Women with mutations in the well-known BRCA1 or BRCA2 genes who have their breasts and ovaries removed are much more likely to survive than women who do not get preventive surgery, U.S. researchers said on Tuesday.
The study shows the benefits of genetic tests that give women with a family history of cancer the chance to take steps to increase their chances of survival, they said.
"This is the first study to prove women survive longer with these preventive surgeries and shows the importance of genetic testing when there is a family history of early breast or ovarian cancer," Dr. Virginia Kaklamani of Northwestern University in Chicago wrote in a commentary about the study published in the Journal of the American Medical Association.
Women with mutations in the BRCA1 or BRCA2 genes have a 56 to 84 percent higher risk of developing breast cancer during their lifetimes.

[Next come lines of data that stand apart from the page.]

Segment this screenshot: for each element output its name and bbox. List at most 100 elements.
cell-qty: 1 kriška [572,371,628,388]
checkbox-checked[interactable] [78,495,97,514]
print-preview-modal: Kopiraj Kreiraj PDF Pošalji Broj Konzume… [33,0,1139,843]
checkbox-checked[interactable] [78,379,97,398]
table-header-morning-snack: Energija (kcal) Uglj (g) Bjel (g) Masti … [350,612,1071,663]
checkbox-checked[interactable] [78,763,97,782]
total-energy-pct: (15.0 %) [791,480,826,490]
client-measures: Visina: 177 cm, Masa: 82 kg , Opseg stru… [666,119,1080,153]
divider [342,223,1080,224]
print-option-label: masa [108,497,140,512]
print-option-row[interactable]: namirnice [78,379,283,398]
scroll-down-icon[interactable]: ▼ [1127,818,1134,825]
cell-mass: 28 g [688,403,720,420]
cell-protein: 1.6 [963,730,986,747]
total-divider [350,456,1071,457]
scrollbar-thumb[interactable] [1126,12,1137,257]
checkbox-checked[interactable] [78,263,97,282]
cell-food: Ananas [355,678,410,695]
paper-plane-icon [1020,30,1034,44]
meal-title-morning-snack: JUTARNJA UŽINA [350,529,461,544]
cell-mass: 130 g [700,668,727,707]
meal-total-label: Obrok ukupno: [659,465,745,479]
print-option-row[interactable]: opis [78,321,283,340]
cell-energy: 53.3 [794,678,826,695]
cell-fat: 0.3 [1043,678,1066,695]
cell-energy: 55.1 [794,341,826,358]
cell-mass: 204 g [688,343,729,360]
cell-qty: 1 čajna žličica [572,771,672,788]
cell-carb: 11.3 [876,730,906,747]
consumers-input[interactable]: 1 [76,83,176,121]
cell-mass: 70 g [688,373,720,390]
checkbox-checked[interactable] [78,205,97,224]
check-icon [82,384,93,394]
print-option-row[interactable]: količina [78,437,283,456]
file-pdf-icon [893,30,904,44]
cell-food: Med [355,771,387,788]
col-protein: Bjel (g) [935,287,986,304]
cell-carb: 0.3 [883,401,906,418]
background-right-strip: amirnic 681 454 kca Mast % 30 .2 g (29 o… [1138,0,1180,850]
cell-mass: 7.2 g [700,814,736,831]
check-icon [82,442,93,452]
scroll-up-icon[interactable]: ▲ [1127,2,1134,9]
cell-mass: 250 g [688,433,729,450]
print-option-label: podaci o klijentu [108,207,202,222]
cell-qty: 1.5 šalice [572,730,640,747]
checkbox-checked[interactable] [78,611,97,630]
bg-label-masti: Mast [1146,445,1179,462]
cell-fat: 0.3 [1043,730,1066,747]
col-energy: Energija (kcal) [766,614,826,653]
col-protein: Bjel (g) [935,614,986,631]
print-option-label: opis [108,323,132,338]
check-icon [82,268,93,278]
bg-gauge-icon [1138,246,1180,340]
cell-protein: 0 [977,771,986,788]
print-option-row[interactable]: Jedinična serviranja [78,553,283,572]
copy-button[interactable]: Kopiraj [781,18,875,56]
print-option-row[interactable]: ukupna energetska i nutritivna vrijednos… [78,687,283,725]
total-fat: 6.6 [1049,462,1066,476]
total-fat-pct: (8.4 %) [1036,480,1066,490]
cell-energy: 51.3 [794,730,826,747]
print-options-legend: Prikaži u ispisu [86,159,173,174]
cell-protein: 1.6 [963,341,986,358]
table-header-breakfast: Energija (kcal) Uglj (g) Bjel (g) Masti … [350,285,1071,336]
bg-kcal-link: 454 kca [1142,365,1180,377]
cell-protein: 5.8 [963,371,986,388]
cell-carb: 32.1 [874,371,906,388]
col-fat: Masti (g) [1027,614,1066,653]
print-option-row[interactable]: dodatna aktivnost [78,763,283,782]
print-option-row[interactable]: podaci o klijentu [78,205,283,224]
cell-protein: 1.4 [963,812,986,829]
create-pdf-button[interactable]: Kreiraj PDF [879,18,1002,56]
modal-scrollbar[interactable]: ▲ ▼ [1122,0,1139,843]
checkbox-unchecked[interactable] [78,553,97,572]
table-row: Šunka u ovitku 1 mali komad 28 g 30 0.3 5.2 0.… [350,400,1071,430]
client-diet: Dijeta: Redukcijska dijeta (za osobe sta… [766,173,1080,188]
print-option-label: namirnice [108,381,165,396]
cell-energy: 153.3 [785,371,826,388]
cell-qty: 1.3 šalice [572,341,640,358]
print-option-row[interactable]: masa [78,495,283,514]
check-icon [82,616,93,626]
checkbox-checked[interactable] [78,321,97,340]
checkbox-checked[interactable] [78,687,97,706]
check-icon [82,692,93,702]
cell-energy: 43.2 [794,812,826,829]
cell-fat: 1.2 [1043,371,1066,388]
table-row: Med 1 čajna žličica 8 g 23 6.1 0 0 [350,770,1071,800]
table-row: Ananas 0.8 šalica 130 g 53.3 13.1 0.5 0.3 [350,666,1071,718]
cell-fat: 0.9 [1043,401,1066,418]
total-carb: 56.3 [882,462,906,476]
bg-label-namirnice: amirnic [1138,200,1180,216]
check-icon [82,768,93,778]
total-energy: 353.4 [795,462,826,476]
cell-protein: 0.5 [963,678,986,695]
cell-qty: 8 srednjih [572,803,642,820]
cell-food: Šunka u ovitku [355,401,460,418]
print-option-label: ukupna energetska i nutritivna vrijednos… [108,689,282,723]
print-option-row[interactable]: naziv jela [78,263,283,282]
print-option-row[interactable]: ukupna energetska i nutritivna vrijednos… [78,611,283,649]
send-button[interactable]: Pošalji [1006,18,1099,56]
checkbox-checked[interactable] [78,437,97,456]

Those with the BRCA1 mutation also have a 36 to 63 percent higher risk of ovarian cancer and those with the BRCA2 mutation have a 10 to 27 percent higher risk of ovarian cancer.
Because of this, many women make the difficult choice to have their breasts or ovaries and fallopian tubes surgically removed to reduce their risk.
Dr. Susan M. Domchek of the University of Pennsylvania School of Medicine in Philadelphia and colleagues studied the effectiveness of these procedures, comparing rates of cancer and death in 2,482 women who had the surgery with those who decided against it in favor of frequent cancer screenings.
No woman who had a mastectomy developed breast cancer during the three years of follow-up testing.
Seven percent of women who decided against a mastectomy were diagnosed with breast cancer in the same period.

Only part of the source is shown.